Em fato relevante divulgado também ontem, a responsabilidade é da “diretoria anterior”, segundo assessores jurídicos da empresa. A conclusão se baseou no relatório do comitê independente criado pela Americanas para investigar o assunto e em “documentos complementares identificados pela administração e seus assessores após as reuniões com o comitê”.
Para o advogado e especialista em Direito Bancário, Fabiano Jantalia – sócio-fundador do Jantalia Advogados –, uma das coisas que mais chama a atenção do mercado nesse episódio é, “além das práticas contábeis supostamente inadequadas ou fraudulentas”, a atuação das empresas de auditoria envolvidas.
“Diante do tamanho dessas fraudes, é virtualmente impossível que uma auditoria independente não tenha verificado ao menos indícios de uma prática contábil inadequada numa empresa tão grande quanto as Americanas”, opina.
O especialista ressalta, no entanto, que a atuação dos auditores independentes conta com um robusto conjunto de regras e procedimentos. “Além de observarem o disposto nas normas do Conselho Federal de Contabilidade, do Comitê de Pronunciamentos Contábeis do CFC, o trabalho das auditorias independentes também está sujeito ao disposto na Resolução número 23. de 25/02/21, da Comissão de Valores Mobiliários – que estabelece uma série de regras e obrigações. A grande pergunta que o mercado se faz é: como e por que essas empresas de auditoria independente não verificaram o problema ou a inconsistência?”
Jantalia explica que, segundo a Resolução do CVM, a auditoria deveria ter produzido um relatório circunstanciado sobre os procedimentos contábeis sendo adotados “para verificar se aqueles elementos financeiros estavam sendo corretamente dispostos nas demonstrações financeiras da companhia”. “Além disso”, acrescenta, a norma “estabelece que cabe à auditoria independente indicar as contas e os subgrupos das contas de ativo, passivo, resultado e patrimônio líquido que são afetados pela adoção de procedimentos contábeis que sejam conflitantes com esses princípios fundamentais de contabilidade”. E mais: segundo Jantália, a auditoria “deve estabelecer os efeitos dessas práticas supostamente inadequadas no dividendo obrigatório e no lucro ou prejuízo por ação”.
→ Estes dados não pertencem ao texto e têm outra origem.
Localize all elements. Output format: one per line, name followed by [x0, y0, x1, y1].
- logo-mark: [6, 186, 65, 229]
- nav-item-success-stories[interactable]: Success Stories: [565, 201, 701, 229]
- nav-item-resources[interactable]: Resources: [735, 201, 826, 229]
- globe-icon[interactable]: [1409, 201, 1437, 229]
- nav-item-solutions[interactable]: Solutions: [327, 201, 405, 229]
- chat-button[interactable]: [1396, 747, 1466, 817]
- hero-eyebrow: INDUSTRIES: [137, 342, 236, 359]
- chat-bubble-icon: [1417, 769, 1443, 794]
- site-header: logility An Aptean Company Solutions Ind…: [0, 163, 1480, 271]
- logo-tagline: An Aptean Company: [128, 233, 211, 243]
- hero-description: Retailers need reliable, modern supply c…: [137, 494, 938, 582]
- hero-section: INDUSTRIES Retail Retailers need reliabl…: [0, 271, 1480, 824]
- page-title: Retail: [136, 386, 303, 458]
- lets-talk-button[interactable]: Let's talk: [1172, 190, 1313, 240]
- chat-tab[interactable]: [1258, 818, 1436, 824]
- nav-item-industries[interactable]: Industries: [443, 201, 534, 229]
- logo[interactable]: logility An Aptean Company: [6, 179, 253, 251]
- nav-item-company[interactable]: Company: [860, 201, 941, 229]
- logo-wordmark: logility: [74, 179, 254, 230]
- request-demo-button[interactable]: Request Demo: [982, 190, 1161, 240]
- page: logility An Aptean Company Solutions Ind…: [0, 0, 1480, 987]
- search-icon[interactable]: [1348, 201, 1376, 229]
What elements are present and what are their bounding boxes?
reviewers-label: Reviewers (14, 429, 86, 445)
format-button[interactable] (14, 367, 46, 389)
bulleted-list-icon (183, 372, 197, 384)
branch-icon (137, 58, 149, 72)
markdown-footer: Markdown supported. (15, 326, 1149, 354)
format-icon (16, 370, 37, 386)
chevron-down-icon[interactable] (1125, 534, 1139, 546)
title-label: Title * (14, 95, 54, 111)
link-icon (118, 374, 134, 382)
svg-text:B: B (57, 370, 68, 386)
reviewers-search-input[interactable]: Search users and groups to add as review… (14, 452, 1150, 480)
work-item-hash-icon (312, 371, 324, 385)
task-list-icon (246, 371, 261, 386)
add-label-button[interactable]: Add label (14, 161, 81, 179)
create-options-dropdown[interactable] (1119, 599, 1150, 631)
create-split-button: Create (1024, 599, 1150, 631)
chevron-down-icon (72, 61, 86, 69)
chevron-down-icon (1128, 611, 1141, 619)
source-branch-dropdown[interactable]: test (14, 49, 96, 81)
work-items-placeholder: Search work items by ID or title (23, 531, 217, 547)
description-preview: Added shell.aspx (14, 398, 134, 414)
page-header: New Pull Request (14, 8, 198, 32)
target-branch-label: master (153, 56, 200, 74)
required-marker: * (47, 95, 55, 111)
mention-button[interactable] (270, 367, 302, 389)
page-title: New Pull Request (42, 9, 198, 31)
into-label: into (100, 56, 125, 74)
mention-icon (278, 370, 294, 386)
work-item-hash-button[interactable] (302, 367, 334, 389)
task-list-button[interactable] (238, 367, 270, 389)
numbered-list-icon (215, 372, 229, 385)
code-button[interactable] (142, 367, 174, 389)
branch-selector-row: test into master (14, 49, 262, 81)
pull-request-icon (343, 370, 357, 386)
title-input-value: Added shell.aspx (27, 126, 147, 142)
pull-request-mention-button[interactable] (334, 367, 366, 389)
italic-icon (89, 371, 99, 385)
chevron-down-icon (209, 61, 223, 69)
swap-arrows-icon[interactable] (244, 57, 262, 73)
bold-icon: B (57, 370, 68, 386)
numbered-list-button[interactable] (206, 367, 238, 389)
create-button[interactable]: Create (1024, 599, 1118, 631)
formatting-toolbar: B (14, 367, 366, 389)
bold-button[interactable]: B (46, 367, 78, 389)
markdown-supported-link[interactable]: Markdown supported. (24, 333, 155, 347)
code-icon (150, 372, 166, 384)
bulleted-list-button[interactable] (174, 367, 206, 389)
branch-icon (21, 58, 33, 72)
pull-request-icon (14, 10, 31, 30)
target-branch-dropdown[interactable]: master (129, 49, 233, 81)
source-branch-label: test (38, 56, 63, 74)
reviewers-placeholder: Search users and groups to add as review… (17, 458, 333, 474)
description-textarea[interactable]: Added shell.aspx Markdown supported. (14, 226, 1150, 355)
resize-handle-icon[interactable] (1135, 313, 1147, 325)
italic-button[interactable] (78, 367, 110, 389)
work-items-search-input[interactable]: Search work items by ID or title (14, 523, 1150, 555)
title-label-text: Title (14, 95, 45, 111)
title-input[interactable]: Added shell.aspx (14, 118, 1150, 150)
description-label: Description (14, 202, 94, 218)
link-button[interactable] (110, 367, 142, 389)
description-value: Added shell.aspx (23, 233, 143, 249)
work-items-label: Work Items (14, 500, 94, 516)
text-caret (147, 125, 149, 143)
Por tudo o que foi dito, o especialista considera o caso bastante estarrecedor. “Novamente: chamam atenção não apenas a magnitude da fraude, mas o seu tempo de duração e o seu modus operandi supostamente contínuo. Não se pode fazer um juízo de valor sobre a atuação dessa ou daquela empresa, porque não temos acesso às informações – mas o que já vimos pela imprensa nos coloca um grande ponto de interrogação. Será que essas empresas de auditoria de fato conseguiram cumprir, ou vinham cumprindo com regularidade, com essas obrigações? É essa a grande pergunta que o mercado se faz diante de um fato tão grande e tão duradouro.”
Jantalia ainda observa, porém, que, no âmbito da jurisprudência, nenhuma das normas citadas atribui ao auditor independente a função de “garantidor da inexistência de irregularidade”.
“O trabalho de auditoria, por definição, sobretudo uma companhia grande, é feito por amostragem – mas ela precisa ser feita de maneira a pelo menos contemplar os grandes números que impactam o balanço da companhia.”
Para o especialista, “uma avaliação melhor precisará ser feita pela CVM e provavelmente pelo Conselho de Recursos do Sistema Financeiro Nacional”. “Mas a obrigação dos auditores independentes precisa ser bem cumprida sob pena de perda da utilidade, da eficácia e até mesmo da credibilidade do trabalho da auditoria independente.”